Durant la dernière campagne en vue des législatives anticipées en France, Eric Zemmour, l'une des figures de l’extrême droite, a promis d’être sans pitié pour l’immigration clandestine, en cas d'élection.
“ Ce sera tolérance zéro” martelait-il, soulignant que les migrants devraient “rentrer chez eux” car “ la France ne doit rien à l’Afrique”.
Un raccourci intellectuel qui s’effondre devant l’évidence des faits historiques, ignorés d’une bonne partie des Français.
Les Africains, nous enseigne l’Histoire, ont versé de leur sang pour la défense du drapeau tricolore.
En 1857, Napoléon III créa ce qu’on appela le corps des “tirailleurs sénégalais”. Dissous en 1960, il comprenait des soldats recrutés dans les anciennes colonies françaises d’Afrique, notamment des Sénégalais, des Soudanais (actuels Maliens), des Voltaïques (aujourd'hui Burkinabè) et des Ivoiriens.
Pour la gloire et la grandeur de la France, ils participèrent à toutes les campagnes coloniales.
Il en est ainsi de la mission Marchand (1896-1889) pour contester l’hégémonie britannique sur le Nil ou encore de la conquête du Maroc (1912-1934).
Pendant la deuxième guerre mondiale, ces combattants africains ont montré leur engagement dans la défense de la France.
Un dévouement pas toujours apprécié à sa juste valeur. Les anciens combattants français et leurs homologues africains ne sont toujours pas logés à la même enseigne, alors que les risques étaient égaux sur le terrain de bataille.
Le traumatisme de Thiaroye
La date du 1er décembre 1944 marque un traumatisme dans la mémoire collective de nombreux Africains.
Ce jour-là, à Thiaroye, au Sénégal, des soldats français ont tiré sur 1300 combattants africains, de retour de la deuxième guerre mondiale. Ils luttaient aux côtés des Français contre les troupes nazies.
Cette fronde destinée à revendiquer les arriérés de solde se solda par la mort d’au moins 70 combattants, selon les autorités françaises de l’époque.
Rompant avec une tradition de déni, Paris vient de reconnaître le massacre et a avoué que les six soldats étaient “ morts pour la France”.
Au-delà de ce traumatisme historique vu du continent comme une ingratitude, l’Afrique a été déterminante dans la libération de la France.
Occupée par l’Allemagne nazie en 1940, la France misa surtout sur ses colonies d’Afrique pour se libérer.

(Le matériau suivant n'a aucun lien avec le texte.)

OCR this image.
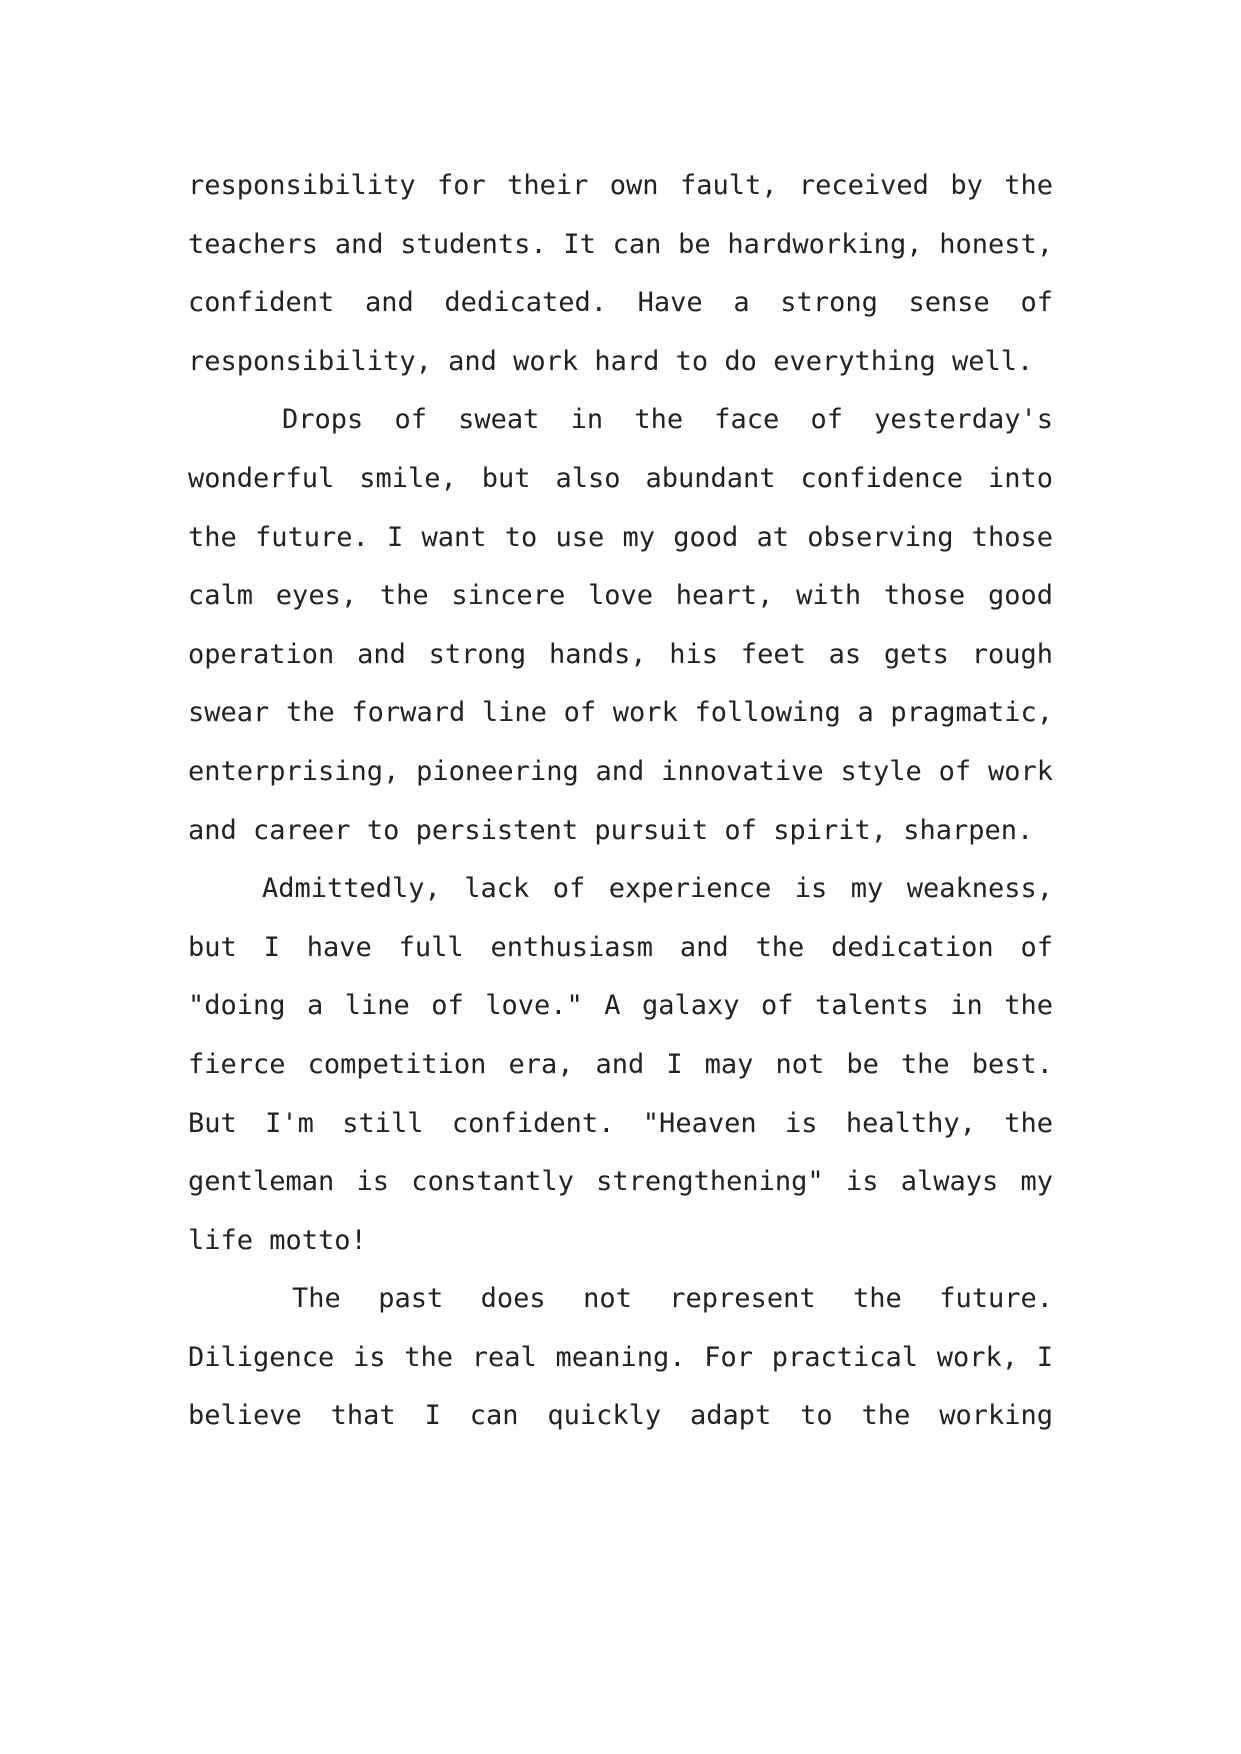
responsibility for their own fault, received by the teachers and students. It can be hardworking, honest, confident and dedicated. Have a strong sense of responsibility, and work hard to do everything well.

Drops of sweat in the face of yesterday's wonderful smile, but also abundant confidence into the future. I want to use my good at observing those calm eyes, the sincere love heart, with those good operation and strong hands, his feet as gets rough swear the forward line of work following a pragmatic, enterprising, pioneering and innovative style of work and career to persistent pursuit of spirit, sharpen.

Admittedly, lack of experience is my weakness, but I have full enthusiasm and the dedication of "doing a line of love." A galaxy of talents in the fierce competition era, and I may not be the best. But I'm still confident. "Heaven is healthy, the gentleman is constantly strengthening" is always my life motto!

The past does not represent the future. Diligence is the real meaning. For practical work, I believe that I can quickly adapt to the working
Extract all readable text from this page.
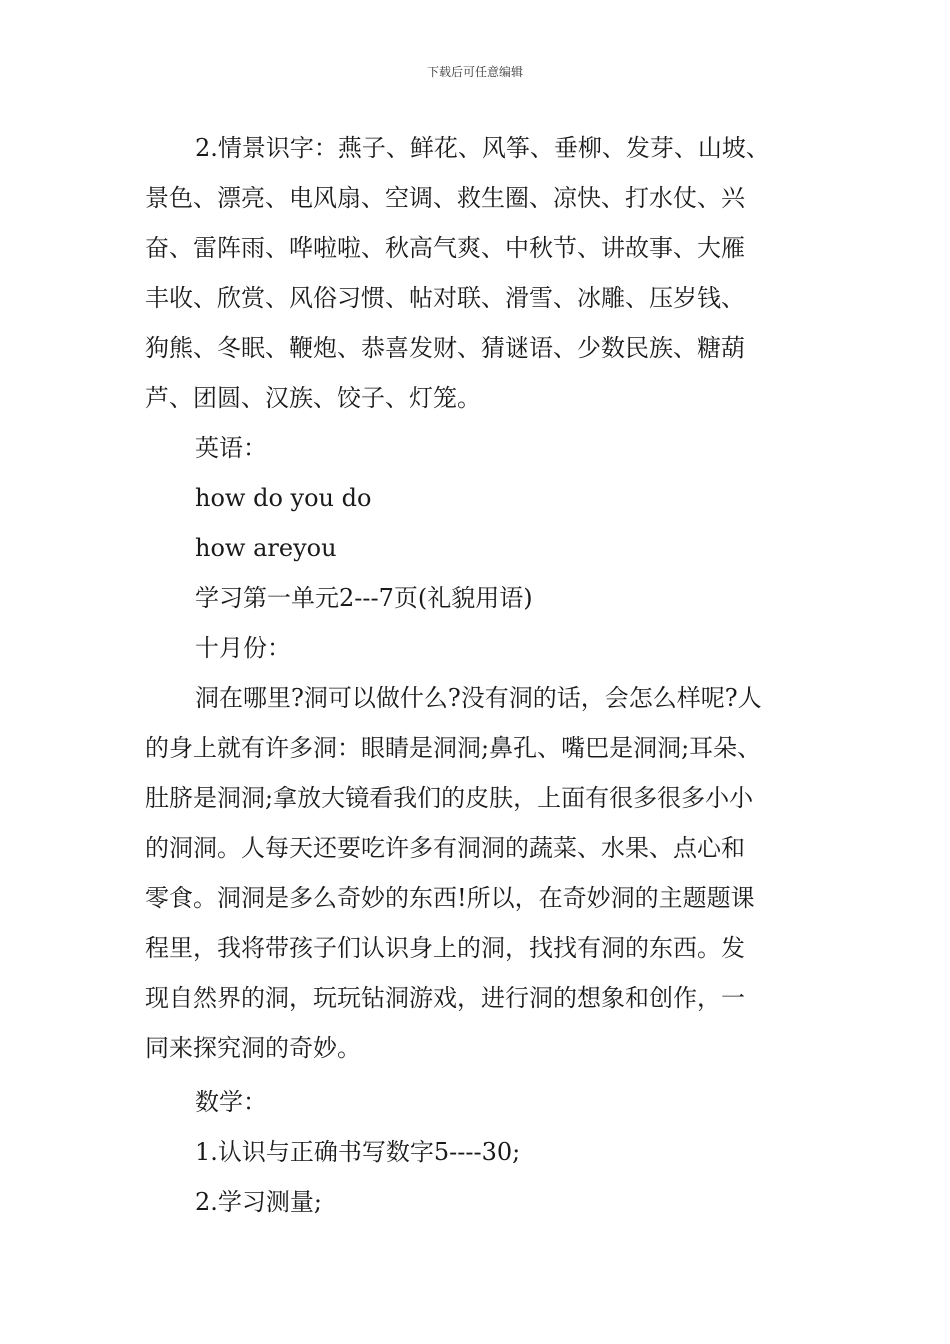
下载后可任意编辑

2.情景识字：燕子、鲜花、风筝、垂柳、发芽、山坡、

景色、漂亮、电风扇、空调、救生圈、凉快、打水仗、兴

奋、雷阵雨、哗啦啦、秋高气爽、中秋节、讲故事、大雁

丰收、欣赏、风俗习惯、帖对联、滑雪、冰雕、压岁钱、

狗熊、冬眠、鞭炮、恭喜发财、猜谜语、少数民族、糖葫

芦、团圆、汉族、饺子、灯笼。

英语：

how do you do

how areyou

学习第一单元2---7页(礼貌用语)

十月份：

洞在哪里?洞可以做什么?没有洞的话，会怎么样呢?人

的身上就有许多洞：眼睛是洞洞;鼻孔、嘴巴是洞洞;耳朵、

肚脐是洞洞;拿放大镜看我们的皮肤，上面有很多很多小小

的洞洞。人每天还要吃许多有洞洞的蔬菜、水果、点心和

零食。洞洞是多么奇妙的东西!所以，在奇妙洞的主题题课

程里，我将带孩子们认识身上的洞，找找有洞的东西。发

现自然界的洞，玩玩钻洞游戏，进行洞的想象和创作，一

同来探究洞的奇妙。

数学：

1.认识与正确书写数字5----30;

2.学习测量;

Dans la foulée de l’appel du général Charles de Gaulle de Londres, le 18 juin 1940, invitant les « Français qui veulent rester libres» à le suivre, suit celui de Brazzaville.
“Brazzaville, capitale de la France libre”
Le 26 octobre 1940 à Brazzaville, De Gaulle invite les Africains au ralliement afin de l’aider à vaincre l’ennemi allemand représenté par le gouvernement de Vichy.
Un appel entendu en Afrique équatoriale française (Tchad, République centrafricaine, Congo, Gabon, Cameroun).
Survient ensuite, la création du Conseil de défense de l’empire, une espèce de gouvernement en exil qui fait de Brazzaville la “capitale de la France libre”.
Outre la mobilisation des ressources économiques et financières (or, caoutchouc, bois et coton), de nombreux jeunes africains sont alors prêts à donner de leur vie pour libérer la France.
30 000 soldats issus “d’Afrique équatoriale française et d’Afrique occidentale française”, sont mobilisés pour une offensive en vue de la libération de la France de l’emprise de l’Allemagne nazie.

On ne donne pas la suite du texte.